Юношу Собинова неодолимо влекло туда, где пели.
Выручало-Собинова только то, что в ансамбле, как ему казалось, его слабый голос почти не был слышен. Зимой 1891 года в Москву приехала труппа украинских актеров, ставившая драмы и оперетты. Во главе группы стояла замечательная украинская артистка Заньковецкая. Приятели Леонида — украинцы уговорили поступить в хор и Собинова. Так неожиданно будущий артист близко соприкоснулся с театром. Но это было больше, чем просто заработок на жизнь и знакомство с театром.
В труппе Заньковецкой Собинов впервые почувствовал себя артистом и' вдохнул запах кулис. Украинская труппа ставила пьесы украинских драматургов, а также национальные комические оперы: «Запорожец за Дунаем», «Наталка-Полтавка», «Сватанье на Гончаривци». Мелодичная, душевная, яркая украинская музыка, мягкий и благозвучный язык крепко полюбились Собинову. Впоследствии он даже изучил в совершенстве украинский язык и находил его одним из самых музыкальных.
Юный хорист рад был проводить в театре дни и ночи. Но наступила весна, а с ней пришли и экзамены. Собинов засел за учебники.

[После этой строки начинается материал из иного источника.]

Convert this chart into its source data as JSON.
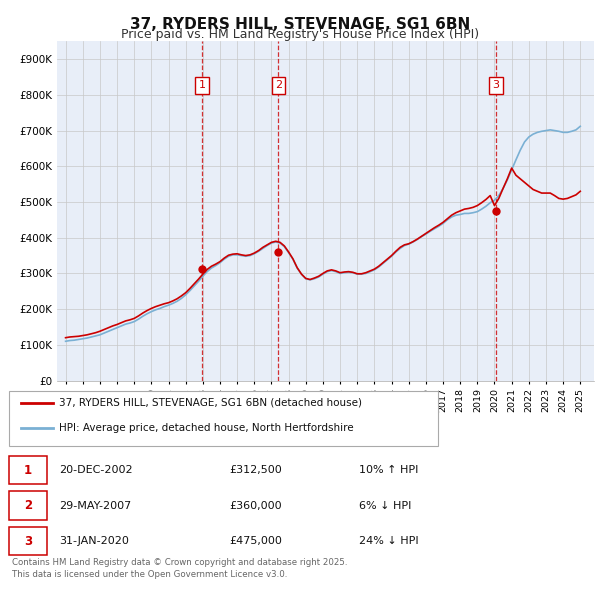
{
  "title": "37, RYDERS HILL, STEVENAGE, SG1 6BN",
  "subtitle": "Price paid vs. HM Land Registry's House Price Index (HPI)",
  "title_fontsize": 11,
  "subtitle_fontsize": 9,
  "background_color": "#ffffff",
  "plot_bg_color": "#e8eef8",
  "grid_color": "#c8c8c8",
  "ylim": [
    0,
    950000
  ],
  "yticks": [
    0,
    100000,
    200000,
    300000,
    400000,
    500000,
    600000,
    700000,
    800000,
    900000
  ],
  "ytick_labels": [
    "£0",
    "£100K",
    "£200K",
    "£300K",
    "£400K",
    "£500K",
    "£600K",
    "£700K",
    "£800K",
    "£900K"
  ],
  "xlim_start": 1994.5,
  "xlim_end": 2025.8,
  "hpi_color": "#7ab0d4",
  "price_color": "#cc0000",
  "sale_marker_color": "#cc0000",
  "vline_color": "#cc0000",
  "legend_label_price": "37, RYDERS HILL, STEVENAGE, SG1 6BN (detached house)",
  "legend_label_hpi": "HPI: Average price, detached house, North Hertfordshire",
  "sales": [
    {
      "num": 1,
      "date_dec": 2002.97,
      "price": 312500,
      "label": "1"
    },
    {
      "num": 2,
      "date_dec": 2007.41,
      "price": 360000,
      "label": "2"
    },
    {
      "num": 3,
      "date_dec": 2020.08,
      "price": 475000,
      "label": "3"
    }
  ],
  "sale_table": [
    {
      "num": "1",
      "date": "20-DEC-2002",
      "price": "£312,500",
      "note": "10% ↑ HPI"
    },
    {
      "num": "2",
      "date": "29-MAY-2007",
      "price": "£360,000",
      "note": "6% ↓ HPI"
    },
    {
      "num": "3",
      "date": "31-JAN-2020",
      "price": "£475,000",
      "note": "24% ↓ HPI"
    }
  ],
  "footer": "Contains HM Land Registry data © Crown copyright and database right 2025.\nThis data is licensed under the Open Government Licence v3.0.",
  "hpi_data_x": [
    1995.0,
    1995.25,
    1995.5,
    1995.75,
    1996.0,
    1996.25,
    1996.5,
    1996.75,
    1997.0,
    1997.25,
    1997.5,
    1997.75,
    1998.0,
    1998.25,
    1998.5,
    1998.75,
    1999.0,
    1999.25,
    1999.5,
    1999.75,
    2000.0,
    2000.25,
    2000.5,
    2000.75,
    2001.0,
    2001.25,
    2001.5,
    2001.75,
    2002.0,
    2002.25,
    2002.5,
    2002.75,
    2003.0,
    2003.25,
    2003.5,
    2003.75,
    2004.0,
    2004.25,
    2004.5,
    2004.75,
    2005.0,
    2005.25,
    2005.5,
    2005.75,
    2006.0,
    2006.25,
    2006.5,
    2006.75,
    2007.0,
    2007.25,
    2007.5,
    2007.75,
    2008.0,
    2008.25,
    2008.5,
    2008.75,
    2009.0,
    2009.25,
    2009.5,
    2009.75,
    2010.0,
    2010.25,
    2010.5,
    2010.75,
    2011.0,
    2011.25,
    2011.5,
    2011.75,
    2012.0,
    2012.25,
    2012.5,
    2012.75,
    2013.0,
    2013.25,
    2013.5,
    2013.75,
    2014.0,
    2014.25,
    2014.5,
    2014.75,
    2015.0,
    2015.25,
    2015.5,
    2015.75,
    2016.0,
    2016.25,
    2016.5,
    2016.75,
    2017.0,
    2017.25,
    2017.5,
    2017.75,
    2018.0,
    2018.25,
    2018.5,
    2018.75,
    2019.0,
    2019.25,
    2019.5,
    2019.75,
    2020.0,
    2020.25,
    2020.5,
    2020.75,
    2021.0,
    2021.25,
    2021.5,
    2021.75,
    2022.0,
    2022.25,
    2022.5,
    2022.75,
    2023.0,
    2023.25,
    2023.5,
    2023.75,
    2024.0,
    2024.25,
    2024.5,
    2024.75,
    2025.0
  ],
  "hpi_data_y": [
    110000,
    112000,
    113000,
    115000,
    117000,
    119000,
    122000,
    125000,
    128000,
    133000,
    138000,
    143000,
    148000,
    153000,
    158000,
    161000,
    165000,
    172000,
    180000,
    187000,
    193000,
    198000,
    202000,
    207000,
    211000,
    216000,
    222000,
    230000,
    240000,
    252000,
    265000,
    278000,
    292000,
    305000,
    315000,
    322000,
    330000,
    340000,
    348000,
    352000,
    352000,
    350000,
    348000,
    350000,
    355000,
    362000,
    370000,
    378000,
    385000,
    388000,
    385000,
    375000,
    358000,
    340000,
    315000,
    298000,
    285000,
    282000,
    285000,
    290000,
    298000,
    305000,
    308000,
    305000,
    300000,
    302000,
    303000,
    302000,
    298000,
    298000,
    300000,
    305000,
    310000,
    318000,
    328000,
    338000,
    348000,
    360000,
    370000,
    378000,
    382000,
    388000,
    395000,
    403000,
    410000,
    418000,
    425000,
    432000,
    440000,
    450000,
    458000,
    463000,
    465000,
    468000,
    468000,
    470000,
    473000,
    480000,
    488000,
    498000,
    505000,
    518000,
    538000,
    562000,
    590000,
    618000,
    645000,
    668000,
    682000,
    690000,
    695000,
    698000,
    700000,
    702000,
    700000,
    698000,
    695000,
    695000,
    698000,
    702000,
    712000
  ],
  "price_data_x": [
    1995.0,
    1995.25,
    1995.5,
    1995.75,
    1996.0,
    1996.25,
    1996.5,
    1996.75,
    1997.0,
    1997.25,
    1997.5,
    1997.75,
    1998.0,
    1998.25,
    1998.5,
    1998.75,
    1999.0,
    1999.25,
    1999.5,
    1999.75,
    2000.0,
    2000.25,
    2000.5,
    2000.75,
    2001.0,
    2001.25,
    2001.5,
    2001.75,
    2002.0,
    2002.25,
    2002.5,
    2002.75,
    2003.0,
    2003.25,
    2003.5,
    2003.75,
    2004.0,
    2004.25,
    2004.5,
    2004.75,
    2005.0,
    2005.25,
    2005.5,
    2005.75,
    2006.0,
    2006.25,
    2006.5,
    2006.75,
    2007.0,
    2007.25,
    2007.5,
    2007.75,
    2008.0,
    2008.25,
    2008.5,
    2008.75,
    2009.0,
    2009.25,
    2009.5,
    2009.75,
    2010.0,
    2010.25,
    2010.5,
    2010.75,
    2011.0,
    2011.25,
    2011.5,
    2011.75,
    2012.0,
    2012.25,
    2012.5,
    2012.75,
    2013.0,
    2013.25,
    2013.5,
    2013.75,
    2014.0,
    2014.25,
    2014.5,
    2014.75,
    2015.0,
    2015.25,
    2015.5,
    2015.75,
    2016.0,
    2016.25,
    2016.5,
    2016.75,
    2017.0,
    2017.25,
    2017.5,
    2017.75,
    2018.0,
    2018.25,
    2018.5,
    2018.75,
    2019.0,
    2019.25,
    2019.5,
    2019.75,
    2020.0,
    2020.25,
    2020.5,
    2020.75,
    2021.0,
    2021.25,
    2021.5,
    2021.75,
    2022.0,
    2022.25,
    2022.5,
    2022.75,
    2023.0,
    2023.25,
    2023.5,
    2023.75,
    2024.0,
    2024.25,
    2024.5,
    2024.75,
    2025.0
  ],
  "price_data_y": [
    120000,
    122000,
    123000,
    124000,
    126000,
    128000,
    131000,
    134000,
    138000,
    143000,
    148000,
    153000,
    157000,
    162000,
    167000,
    170000,
    174000,
    181000,
    189000,
    196000,
    202000,
    207000,
    211000,
    215000,
    218000,
    223000,
    229000,
    237000,
    246000,
    258000,
    271000,
    284000,
    298000,
    311000,
    320000,
    326000,
    333000,
    343000,
    351000,
    354000,
    355000,
    352000,
    350000,
    352000,
    357000,
    364000,
    373000,
    380000,
    387000,
    390000,
    387000,
    377000,
    360000,
    341000,
    316000,
    298000,
    286000,
    283000,
    287000,
    292000,
    300000,
    307000,
    310000,
    307000,
    302000,
    304000,
    305000,
    303000,
    299000,
    299000,
    302000,
    307000,
    312000,
    320000,
    330000,
    340000,
    350000,
    362000,
    373000,
    380000,
    383000,
    389000,
    396000,
    404000,
    412000,
    420000,
    428000,
    435000,
    443000,
    453000,
    463000,
    470000,
    475000,
    480000,
    482000,
    485000,
    490000,
    498000,
    507000,
    518000,
    490000,
    510000,
    538000,
    565000,
    595000,
    575000,
    565000,
    555000,
    545000,
    535000,
    530000,
    525000,
    525000,
    525000,
    518000,
    510000,
    508000,
    510000,
    515000,
    520000,
    530000
  ]
}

«Теперь в голове стройными, а может быть, и не совсем стройными рядами расположилось Римское право, как в былые времена латинская грамматика, — комически описывал он свою подготовку к экзаменам Марусе Большаковой. — Скорчившаяся над столом фигура с стриженной наголо головой сидит и пристально смотрит в разложенный перед ней манускрипт. По временам странная фигура бормочет что-то про себя… вдруг фигура вскакивает, выкидывает какое-ни-будь антраша перед зеркалом и начинает ходить по комнате, прищурив глаза и делая какие-то выкладки на пальцах. Это я подвожу итоги выученному. Прибавить сюда еще, что иногда манускрипт отодвигается в сторону и фигура во все горло завывает: «Поймешь ли ты души моей волненье!» — и вот полная картина, как я читаю лекции. Послезавтра экзамен: душа уходит в пятки, а там еще большее мученье…»
«Сейчас только с экзамена. Получил пять!» — пишет он в другом письме
В общем у Собинова сложилось впечатление, что «не так страшен черт, как его малюют», — и перед следующим экзаменом он уже не так волновался, тем более, что обстановка была деловая, без нарочитой торжественности.